Motor theft has become a growing problem for businesses in recent years. While the overall number of motor thefts in England and Wales has decreased since 2006, the estimated cost has risen dramatically to over £1 billion in 2021.


This is largely due to thieves targeting high-value vehicles like Range Rovers, which can be worth around £100,000. Organised criminals are using sophisticated techniques like key hacking to steal vehicles in seconds.


But it's not just whole vehicles being targeted - catalytic converter theft has also soared due to the precious metals inside. Rhodium in particular is extremely valuable, being worth over 17 times more than gold per ounce. Thieves can cut out a catalytic converter in minutes, leaving the vehicle undrivable and the business without a vital asset.


The consequences of motor theft go beyond just the financial loss. 72% of stolen vehicles are never recovered, while half of those that are recovered have been damaged. This leads to vehicle downtime and repair costs. Thefts can also undermine employee and customer confidence in site security.


Here are 5 ways that businesses can help prevent motor theft and reduce the risks:

  1. Invest in physical security like steering wheel locks, pedal locks and catalytic converter locks. These inexpensive devices substantially reduce the appeal of a vehicle to thieves.

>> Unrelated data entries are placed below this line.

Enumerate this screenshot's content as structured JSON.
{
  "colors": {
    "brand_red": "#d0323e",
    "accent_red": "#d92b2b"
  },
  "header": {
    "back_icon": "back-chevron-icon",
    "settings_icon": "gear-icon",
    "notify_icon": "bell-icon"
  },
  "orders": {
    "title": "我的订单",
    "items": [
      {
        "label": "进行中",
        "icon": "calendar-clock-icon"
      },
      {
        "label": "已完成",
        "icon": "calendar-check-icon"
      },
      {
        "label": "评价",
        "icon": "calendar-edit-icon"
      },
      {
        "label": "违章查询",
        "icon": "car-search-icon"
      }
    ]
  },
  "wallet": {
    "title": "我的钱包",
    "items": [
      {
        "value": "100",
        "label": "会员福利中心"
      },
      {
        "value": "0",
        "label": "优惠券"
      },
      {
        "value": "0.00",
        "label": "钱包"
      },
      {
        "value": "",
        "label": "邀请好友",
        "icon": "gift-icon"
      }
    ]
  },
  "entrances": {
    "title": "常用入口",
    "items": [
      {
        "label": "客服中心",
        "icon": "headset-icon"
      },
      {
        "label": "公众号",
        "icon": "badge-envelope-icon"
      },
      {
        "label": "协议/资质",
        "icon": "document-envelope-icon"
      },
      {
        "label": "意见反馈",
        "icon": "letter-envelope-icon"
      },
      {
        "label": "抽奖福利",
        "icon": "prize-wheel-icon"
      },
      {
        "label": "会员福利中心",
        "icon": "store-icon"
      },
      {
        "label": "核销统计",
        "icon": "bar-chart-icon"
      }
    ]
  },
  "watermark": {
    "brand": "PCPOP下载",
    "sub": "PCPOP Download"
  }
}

  2. Deactivate keyless entry features and use key signal blocking pouches to stop remote key hacking.

  3. Remove valuables and tools from vehicles overnight to avoid opportunistic theft. Store them in secure areas if possible.

  4. Park vehicles in well-lit and highly visible areas, close to walls/fences. CCTV can also deter thieves. Use approved "Park Mark" car parks.

  5. Install Thatcham approved tracking systems, especially for high value vehicles. These systems increase the chance of recovery.


By taking the threat of motor theft seriously and investing in some deterrent measures, businesses can save themselves considerable time, money and disruption. The steps outlined about are a great way to start reducing the risks.